For Maryland-based companies evaluating data center investments, the calculus is different than in Virginia. The grid capacity constraints are less severe locally, but the cost allocation question is live. If you're building in Maryland, you're not escaping the PJM capacity cost problem. You're just not adding to it as dramatically as a Northern Virginia facility would.

What We're Watching

State companion legislation. The DATA Act's effectiveness depends on state-level action. Watch for bills in Virginia, Maryland, Ohio, Pennsylvania, and Texas that address service territory rights for off-grid providers. New Hampshire's HB 672 is the template.

Utility commission responses. Even without legislation, state PUCs may issue guidance on how they'll treat off-grid large loads. Some may welcome the capacity relief. Others may defend service territory rights.

FERC's position. The bill explicitly removes FERC jurisdiction over CREUs, but FERC Commissioners have been vocal about grid reliability concerns. Expect comments from current Commissioners on whether this bill helps or hurts their reliability mandate.

The Arkansas facilities. AVAIO Digital announced a 1-gigawatt data center project in Little Rock, which would consume over 5% of Arkansas's entire electric capacity. Google is building in West Memphis with Entergy supplying power via a $1.6 billion solar project. These projects will test whether the DATA Act's framework works in practice in Cotton's home state.

Practical Takeaways

Evaluate your interconnection queue position. If you're facing a multi-year wait for grid connection, model the off-grid alternative. The DATA Act changes the federal regulatory equation, but not the capital or operational requirements.

Map your state's utility law. Federal exemption isn't enough if state law grants your local utility exclusive service rights. Check whether your state has passed or is considering off-grid provider legislation.

Engage with your utility early. Some utilities may prefer off-grid solutions to adding load they can't serve. Others will fight it. Understanding your utility's position before committing to a strategy saves time.

Update your power supply diligence framework. For M&A transactions involving data centers, add CREU eligibility and state regulatory status to your checklist. The power strategy is now a material term.

Budget for generation assets, not just power costs. Off-grid means owning or contracting for generation. That's a different capital structure than paying utility rates. Your finance team needs to model the full cost, including fuel, maintenance, and replacement cycles.

Watch for air quality permitting issues. Gas turbines can be permitted faster than grid interconnection, but they still require local air permits. Factor that into your timeline estimates.

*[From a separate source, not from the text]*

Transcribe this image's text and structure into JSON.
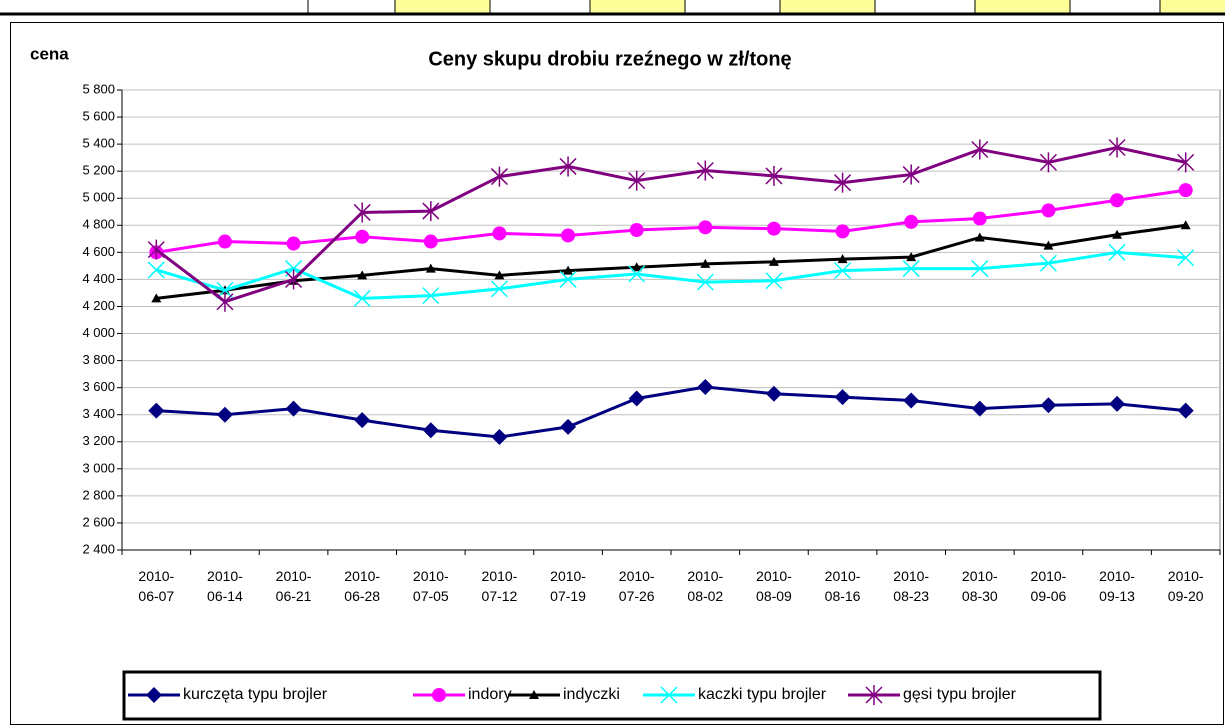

The DATA Act offers data centers a new path, but it's not a shortcut. Federal exemption is only part of the equation. The real question is whether states will follow, and whether off-grid economics work for your specific project.

Disclaimer: This article is provided for informational purposes only and does not constitute legal advice. The information contained herein should not be relied upon as legal advice and readers are encouraged to seek the advice of legal counsel. The views expressed in this article are solely those of the author and do not necessarily reflect the views of Consilium Law LLC.